Diet With An Attitude

An approach to weight control that delves into attitudes about weight, shape, appearance, and health. It requires a re-alignment of America's infatuation with food and painless dieting.

Thursday, July 07, 2005

Emotional Eating

Yesterday, out of the blue, without any foreboding gossip or rumor, the company I work for was taken over by a competitor. All afternoon we sat stunned and unnaturally quiet, trying to absorb what had happened and what it might mean to our future.

Two hours after the announcement of the sale was made, I walked through the office, a large call center divided into several teams that handle certain accounts or patients at different levels of care. Apparently quite independently of each other, each team was trying to handle the tension and the underlying anxiety in their own way.

What did they all choose? You guessed it: FOOD.
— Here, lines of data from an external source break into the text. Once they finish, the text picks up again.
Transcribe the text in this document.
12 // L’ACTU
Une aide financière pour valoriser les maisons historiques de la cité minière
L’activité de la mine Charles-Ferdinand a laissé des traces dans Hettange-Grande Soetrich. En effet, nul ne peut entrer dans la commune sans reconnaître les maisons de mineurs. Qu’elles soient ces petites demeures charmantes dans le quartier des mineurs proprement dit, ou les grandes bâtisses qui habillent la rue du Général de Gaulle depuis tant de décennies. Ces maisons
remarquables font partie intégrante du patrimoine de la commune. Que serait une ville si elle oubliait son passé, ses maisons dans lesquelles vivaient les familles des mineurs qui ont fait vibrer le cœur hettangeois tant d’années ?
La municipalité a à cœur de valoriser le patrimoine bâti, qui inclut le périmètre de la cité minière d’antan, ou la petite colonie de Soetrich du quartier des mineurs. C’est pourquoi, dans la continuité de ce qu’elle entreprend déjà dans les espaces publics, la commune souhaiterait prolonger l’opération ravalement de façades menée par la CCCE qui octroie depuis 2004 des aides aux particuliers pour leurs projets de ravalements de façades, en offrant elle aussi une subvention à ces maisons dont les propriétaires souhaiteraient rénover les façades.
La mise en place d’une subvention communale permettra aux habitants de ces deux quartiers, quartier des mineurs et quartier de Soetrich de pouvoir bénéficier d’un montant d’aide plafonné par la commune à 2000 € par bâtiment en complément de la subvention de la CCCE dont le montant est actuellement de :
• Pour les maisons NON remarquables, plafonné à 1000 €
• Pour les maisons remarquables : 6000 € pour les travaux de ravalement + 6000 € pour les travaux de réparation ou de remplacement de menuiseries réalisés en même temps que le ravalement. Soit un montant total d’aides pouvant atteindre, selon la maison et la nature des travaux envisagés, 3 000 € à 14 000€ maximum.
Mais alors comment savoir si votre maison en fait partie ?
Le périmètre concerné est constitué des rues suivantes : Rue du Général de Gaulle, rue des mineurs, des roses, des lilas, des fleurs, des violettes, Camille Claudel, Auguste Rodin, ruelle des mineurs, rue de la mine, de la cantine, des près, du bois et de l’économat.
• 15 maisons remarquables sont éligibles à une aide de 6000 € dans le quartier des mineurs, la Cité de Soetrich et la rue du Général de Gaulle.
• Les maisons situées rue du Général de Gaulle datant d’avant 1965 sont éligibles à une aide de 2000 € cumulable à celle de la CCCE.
We eat when we're happy and celebrating; we eat when we're lonely; we eat when we're bored. And, above all, we eat when we're upset. When our whole world seems to spin out of control, food remains the only object that can seem to keep us anchored and stable. We reach to it for comfort, for re-assurance, for love. And we remain blind to the fact that our affection for it allows it to exert control over us. Over the next few months, as reorganization plans are implemented and the winds of change sweep through the offices of management and the cubicles of worker bees, we will reach out, over and over, for the comfort of eating to steady our stomachs and soothe our nerves.

Corporate downsizing - just another weapon to make us fat!

Does the pressure never stop? Perhaps when we're dead, there is no longer any compulsion to eat - or maybe we are destined to go into our graves as a starving corpse who tries desperately to communicate with the living about the overwhelming urge to eat.